21-year deemed disposition rule generally deems trusts to have disposed of and reacquired their trust property every 21 years at their fair market values. The trusts are subject to income taxes on accrued capital gains, income, or recapture.
Were it not for the 21-year deemed disposition rule, trust property could be passed from generation to generation on a tax-free basis.
The 21-year deemed disposition rule was enacted in 1972, the year tax on capital gain was introduced.
Property subject to the 21-year deemed disposition rule includes:
- Marketable securities;
- Real and appreciable property;
- shares of a qualified small business corporation;
- qualified farm property;
- qualified fishing property;
- Personal-use and listed-personal properties
- Canadian and foreign resource properties; and
- Land held as inventory.
21-year deemed disposition rule not only applies to Canadian trusts but also to foreign trusts that own specific types of Canadian property. Certain types of trusts, such as unit trusts, employee profit sharing plans, registered education savings plan (RESPs) and registered retirement savings plan (RRSPs), are specifically excluded from the deemed disposition rule.
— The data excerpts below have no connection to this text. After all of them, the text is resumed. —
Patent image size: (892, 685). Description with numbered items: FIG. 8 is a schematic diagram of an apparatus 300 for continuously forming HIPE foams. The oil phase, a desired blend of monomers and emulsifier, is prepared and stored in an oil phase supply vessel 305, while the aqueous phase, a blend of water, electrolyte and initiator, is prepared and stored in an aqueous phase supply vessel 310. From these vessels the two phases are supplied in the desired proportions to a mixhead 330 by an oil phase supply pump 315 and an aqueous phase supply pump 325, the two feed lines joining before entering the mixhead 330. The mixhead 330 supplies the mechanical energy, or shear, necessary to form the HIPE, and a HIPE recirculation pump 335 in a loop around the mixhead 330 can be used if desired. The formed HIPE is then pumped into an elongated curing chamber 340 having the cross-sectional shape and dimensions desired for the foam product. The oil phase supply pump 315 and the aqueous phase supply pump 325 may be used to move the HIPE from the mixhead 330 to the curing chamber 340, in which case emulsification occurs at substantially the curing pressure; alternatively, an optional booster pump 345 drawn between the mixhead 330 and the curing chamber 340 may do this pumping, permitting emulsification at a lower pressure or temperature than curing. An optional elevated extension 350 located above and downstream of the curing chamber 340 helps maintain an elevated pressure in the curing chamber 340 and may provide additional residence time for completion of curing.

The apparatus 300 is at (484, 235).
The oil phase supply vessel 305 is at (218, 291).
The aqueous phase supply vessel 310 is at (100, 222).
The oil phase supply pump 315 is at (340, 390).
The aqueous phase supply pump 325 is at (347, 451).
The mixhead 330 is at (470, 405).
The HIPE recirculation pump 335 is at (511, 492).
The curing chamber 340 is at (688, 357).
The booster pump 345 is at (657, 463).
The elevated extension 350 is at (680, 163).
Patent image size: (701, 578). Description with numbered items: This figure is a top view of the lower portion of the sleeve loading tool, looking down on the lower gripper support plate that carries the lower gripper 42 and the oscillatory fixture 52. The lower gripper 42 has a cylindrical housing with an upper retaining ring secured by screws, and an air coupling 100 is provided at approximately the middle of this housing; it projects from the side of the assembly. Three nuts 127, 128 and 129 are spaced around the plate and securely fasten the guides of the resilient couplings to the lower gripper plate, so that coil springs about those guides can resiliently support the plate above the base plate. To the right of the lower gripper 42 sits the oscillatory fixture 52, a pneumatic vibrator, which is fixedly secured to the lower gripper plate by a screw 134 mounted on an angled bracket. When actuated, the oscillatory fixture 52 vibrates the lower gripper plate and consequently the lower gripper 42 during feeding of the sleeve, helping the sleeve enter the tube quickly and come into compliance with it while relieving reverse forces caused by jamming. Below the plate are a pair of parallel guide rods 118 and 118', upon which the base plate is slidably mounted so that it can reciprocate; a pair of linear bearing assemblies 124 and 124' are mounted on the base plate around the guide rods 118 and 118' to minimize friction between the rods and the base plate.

A deemed disposition of trust property does not necessary occur at every 21-year interval because there are other deemed disposition rules in the Income Tax Act relating to trust.
There are four common tax strategies to deal with the 21-year deemed disposition rule:
- do nothing;
- roll out the property to capital beneficiaries;
- freeze all corporate common share shares and distribute/roll out non-voting preferred shares to capital beneficiaries; and
- change the residency of the trust.